Perhaps one day, someone at some AI lab will issue the command “go out and live,” after which a future AI model will come alive and continue to pursue its own interests ad infinitum. It might also scheme against us when we try to put it back in the box. But this will be only the start — if it will want to produce art at that point, it will have to do it like the rest of us, observing, trying, getting feedback, and repeating — not merely emulating. Without this, all we have is mimicry without understanding, techniques without the taste to discern between right and wrong.
What can we do
Don’t get me wrong, I think LLMs can be very useful, including for creatives. But there’s still work required to build this up, guided by principles like ‘human in the loop’ and ‘trust but verify.’ And that doesn’t even touch on the ethical issues of the companies building those systems; I’m focusing here only on the technology, and how to approach implementation by considering second order effects.
When we implement AI systems, even accounting for human in the loop, even when building different tools for experts and novices, there are still many dangers.
Because this is a new field, the research is new as well and sometime conflicting. We can see instances where it improves capabilities, but at the same time (and occasionally due to second order effects) we see humans with good AI performing worse, or even a decline in cognitive capabilities because where AI helped with specific skills it reduced the capacity to problem-solve. (This was my main quibble with Mollick’s book — he claims that everyone benefits and AI is levelling the playing field, helping everyone who uses it).
In order to build expertise, there can be no replacement to human mentorship and guidance, and to shortcut to putting in the effort. Even if the exact type of effort morphs, it you go for the cheap option you get the cheap result.
‘Art’ is hard to define, but it’s my observation that art is half observation and half expression. It’s hard to separate the two, because we humans “train at inference time” to use the AI terminology. It takes sustained effort under competent guidance to build those skills (like a computer science major in their first job getting a lot of feedback from the team lead on what they naively thought was brilliant code 😉).
So while human-in-the-loop is absolutely the right way to go, there are still open problems in and around how they are marketed and implemented, how people interact with those systems, and how we account for varying levels of discernment (expertise) as well as allow for building future generations of experts.
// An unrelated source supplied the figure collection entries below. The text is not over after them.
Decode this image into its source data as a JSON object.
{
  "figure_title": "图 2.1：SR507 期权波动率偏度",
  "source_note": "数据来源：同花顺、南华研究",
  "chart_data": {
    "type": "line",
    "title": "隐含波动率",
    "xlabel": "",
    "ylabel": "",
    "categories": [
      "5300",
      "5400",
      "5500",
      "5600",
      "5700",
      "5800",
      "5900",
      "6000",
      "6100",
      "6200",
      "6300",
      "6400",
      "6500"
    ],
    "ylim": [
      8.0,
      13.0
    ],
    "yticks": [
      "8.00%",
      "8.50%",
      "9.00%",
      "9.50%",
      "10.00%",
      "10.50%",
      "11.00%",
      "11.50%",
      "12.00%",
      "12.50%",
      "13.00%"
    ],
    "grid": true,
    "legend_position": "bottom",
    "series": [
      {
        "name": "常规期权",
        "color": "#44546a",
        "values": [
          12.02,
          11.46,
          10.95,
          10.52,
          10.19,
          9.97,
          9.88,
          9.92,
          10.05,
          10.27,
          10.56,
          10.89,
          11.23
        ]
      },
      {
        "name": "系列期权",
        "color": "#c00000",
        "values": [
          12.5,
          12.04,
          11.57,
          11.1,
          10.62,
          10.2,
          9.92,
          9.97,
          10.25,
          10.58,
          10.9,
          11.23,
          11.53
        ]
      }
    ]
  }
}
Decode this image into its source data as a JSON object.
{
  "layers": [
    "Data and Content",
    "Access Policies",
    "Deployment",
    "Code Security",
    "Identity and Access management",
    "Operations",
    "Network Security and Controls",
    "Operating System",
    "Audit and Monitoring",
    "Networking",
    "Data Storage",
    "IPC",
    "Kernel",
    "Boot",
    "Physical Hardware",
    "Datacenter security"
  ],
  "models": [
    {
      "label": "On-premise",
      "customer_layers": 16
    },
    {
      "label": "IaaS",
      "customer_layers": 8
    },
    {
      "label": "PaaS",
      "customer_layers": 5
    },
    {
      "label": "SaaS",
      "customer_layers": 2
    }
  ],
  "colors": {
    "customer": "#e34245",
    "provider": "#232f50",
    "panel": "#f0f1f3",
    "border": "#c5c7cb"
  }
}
This doesn’t mean we should avoid AI — just like Photoshop changed graphic design but did not eliminate it, we need to find new ways of supporting students, practitioners, teachers, and experts.
When designing an AI-based solution, one (of many) questions you must ask yourself is whether an “internet average” is the right approach or not for the use-case, and how you should guide your user community to utilise it without harm.
In Summary
When it comes to art, the struggle is real.
When it comes to LLMs, we are far away from consciousness.
When designing AI solutions, having a “human in the loop” is still a must, but may not be enough.
We need to ensure that the tools support both novices and experts, do not reduce the expert’s capacity to exercise taste, and importantly allow novices to learn from human experts. The AI in the rest of the loop is a crutch. A very useful crutch, but one that should be be allowed to exclude other forms of movement, growth.